Brooks notes that “most of the people I arrested didn’t need to be in jail.  They were poor and sad; sometimes they were addicted, or mentally ill. And I didn’t want to keep locking them up.”

I don’t want to give the impression that Brooks is a bleeding-heart liberal who is reluctant, under any circumstances, to arrest and imprison poor people who were born into a world where the cards were stacked against them. That is not the case.  She recognizes, however, that constantly arresting people for trivial offenses is not gong to reduce violent crime. She is not, for example, a fan of POCAs – locking someone up for possession of an open container of alcohol.

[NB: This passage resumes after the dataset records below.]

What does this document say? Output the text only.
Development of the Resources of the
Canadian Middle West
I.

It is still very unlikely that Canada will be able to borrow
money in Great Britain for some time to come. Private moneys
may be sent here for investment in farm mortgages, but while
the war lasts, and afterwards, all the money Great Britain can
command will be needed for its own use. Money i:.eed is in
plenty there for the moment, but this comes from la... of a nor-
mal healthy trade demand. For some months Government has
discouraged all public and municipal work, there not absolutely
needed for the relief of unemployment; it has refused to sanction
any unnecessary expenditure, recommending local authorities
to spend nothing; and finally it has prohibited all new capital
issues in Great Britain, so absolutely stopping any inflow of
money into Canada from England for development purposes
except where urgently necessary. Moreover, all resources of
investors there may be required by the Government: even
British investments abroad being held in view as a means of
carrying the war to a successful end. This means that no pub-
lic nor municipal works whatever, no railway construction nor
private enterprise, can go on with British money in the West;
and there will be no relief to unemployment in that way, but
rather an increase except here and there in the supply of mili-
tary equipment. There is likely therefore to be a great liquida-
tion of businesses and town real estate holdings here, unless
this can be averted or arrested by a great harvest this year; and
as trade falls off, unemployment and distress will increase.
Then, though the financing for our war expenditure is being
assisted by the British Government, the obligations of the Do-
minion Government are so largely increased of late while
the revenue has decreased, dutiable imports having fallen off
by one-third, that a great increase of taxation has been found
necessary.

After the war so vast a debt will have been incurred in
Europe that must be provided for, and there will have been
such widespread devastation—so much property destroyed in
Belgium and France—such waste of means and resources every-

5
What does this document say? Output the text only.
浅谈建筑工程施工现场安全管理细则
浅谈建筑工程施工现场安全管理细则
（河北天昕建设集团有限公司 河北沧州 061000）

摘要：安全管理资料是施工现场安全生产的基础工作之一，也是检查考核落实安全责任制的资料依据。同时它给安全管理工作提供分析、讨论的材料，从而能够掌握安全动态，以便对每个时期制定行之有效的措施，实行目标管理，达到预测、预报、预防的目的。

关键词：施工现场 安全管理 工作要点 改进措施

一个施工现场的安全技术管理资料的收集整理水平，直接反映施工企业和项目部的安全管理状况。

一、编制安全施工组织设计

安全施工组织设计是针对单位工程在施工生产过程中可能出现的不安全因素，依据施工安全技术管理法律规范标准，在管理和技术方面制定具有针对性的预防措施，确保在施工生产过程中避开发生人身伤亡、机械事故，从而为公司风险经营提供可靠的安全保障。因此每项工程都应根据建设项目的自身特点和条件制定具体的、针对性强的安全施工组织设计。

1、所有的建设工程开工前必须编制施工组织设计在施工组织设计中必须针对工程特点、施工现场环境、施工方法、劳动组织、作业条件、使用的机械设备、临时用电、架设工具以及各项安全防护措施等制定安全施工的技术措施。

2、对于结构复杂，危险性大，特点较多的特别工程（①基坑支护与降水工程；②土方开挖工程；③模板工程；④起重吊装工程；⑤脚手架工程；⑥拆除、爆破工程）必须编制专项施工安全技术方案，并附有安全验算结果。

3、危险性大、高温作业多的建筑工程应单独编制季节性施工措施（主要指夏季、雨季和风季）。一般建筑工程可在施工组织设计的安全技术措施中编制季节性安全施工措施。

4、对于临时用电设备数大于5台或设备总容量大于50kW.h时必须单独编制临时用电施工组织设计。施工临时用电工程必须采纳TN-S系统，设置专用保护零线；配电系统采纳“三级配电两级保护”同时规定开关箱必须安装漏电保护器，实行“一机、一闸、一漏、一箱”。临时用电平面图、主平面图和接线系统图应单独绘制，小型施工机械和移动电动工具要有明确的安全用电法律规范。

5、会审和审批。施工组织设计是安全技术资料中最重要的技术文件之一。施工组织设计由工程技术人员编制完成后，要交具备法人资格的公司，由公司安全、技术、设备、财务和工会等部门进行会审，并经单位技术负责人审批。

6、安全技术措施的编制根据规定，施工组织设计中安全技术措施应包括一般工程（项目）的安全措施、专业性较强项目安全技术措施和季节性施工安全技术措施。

Brooks explains how it is very easy for police officers to be cynical, “to think that everyone on your beat is nothing more than a criminal-in-waiting. This is not true, of course – even in the most dysfunctional crime-ridden neighborhood, the vast majority of people are simply trying to get by, often work two or three jobs jut to hold things together for their families.”  She points out that “many of people who commit violent crimes have been crime victims themselves, growing up with parental neglect or abuse and constant threat of robbery and assault. It’s no great surprise that some of the poor and abused end up committing crimes themselves.”

Brooks argues that there needs to be more discussion in policing circles about racial justice, over-criminalization, alternatives to arrest, whether arresting more people makes the streets safer or less safe and what “good policing” looks like.  How can we measure it and how should we foster it?

She points out that there is unfortunately a strong norm against asking too many questions in policing. I saw the same norm when I was receiving training in the military.  Good cops, like good soldiers, do what they are told and don’t ask questions.  Brooks writes, “Recruits come in wanting to ask questions, but they soon learn that there’s no percentage in it.  [They] aren’t going to pat you on the head or give you an A for highlighting contradictions and ambiguities. You’re evaluated based on your ability to shoot, cuff people, drive fast, fill out forms write, effective report, and stay out of trouble.”

To summarize, the vast majority of police officers that Brooks worked with were decent, well-intentioned men and women who did not employ unnecessary force or act in a racist manner. There are, however, abuses and systemic problems that plague policing that must be addressed.

In order to reform policing we need to get beyond sound bites, slogans and stereotypes and recognize that the police have an impossible job.  They deal on a daily basis with issues that nobody else has been able to deal with i.e., substance abuse, homelessness and mental health. “We expect them to be warriors, disciplinarians, protectors, mediators, social workers, educators, medics, and mentors all at once, and blame them for enforcing laws they didn’t make in a social context they have little power to alter,” Brooks observes. She is correct – that is why transformative change in policing is extremely difficult to achieve.

I truly hope that the Public Safety Advisory Committee recently formed by Mayor Gusciora is not reluctant to respectfully ask tough questions regarding current policing practices in the City of Trenton with the goal of bring about transformational change.

Irwin Stoolmacher is president of the Stoolmacher Consulting Group, a fundraising and strategic planning firm that works with nonprofit agencies that serve the truly needy among us.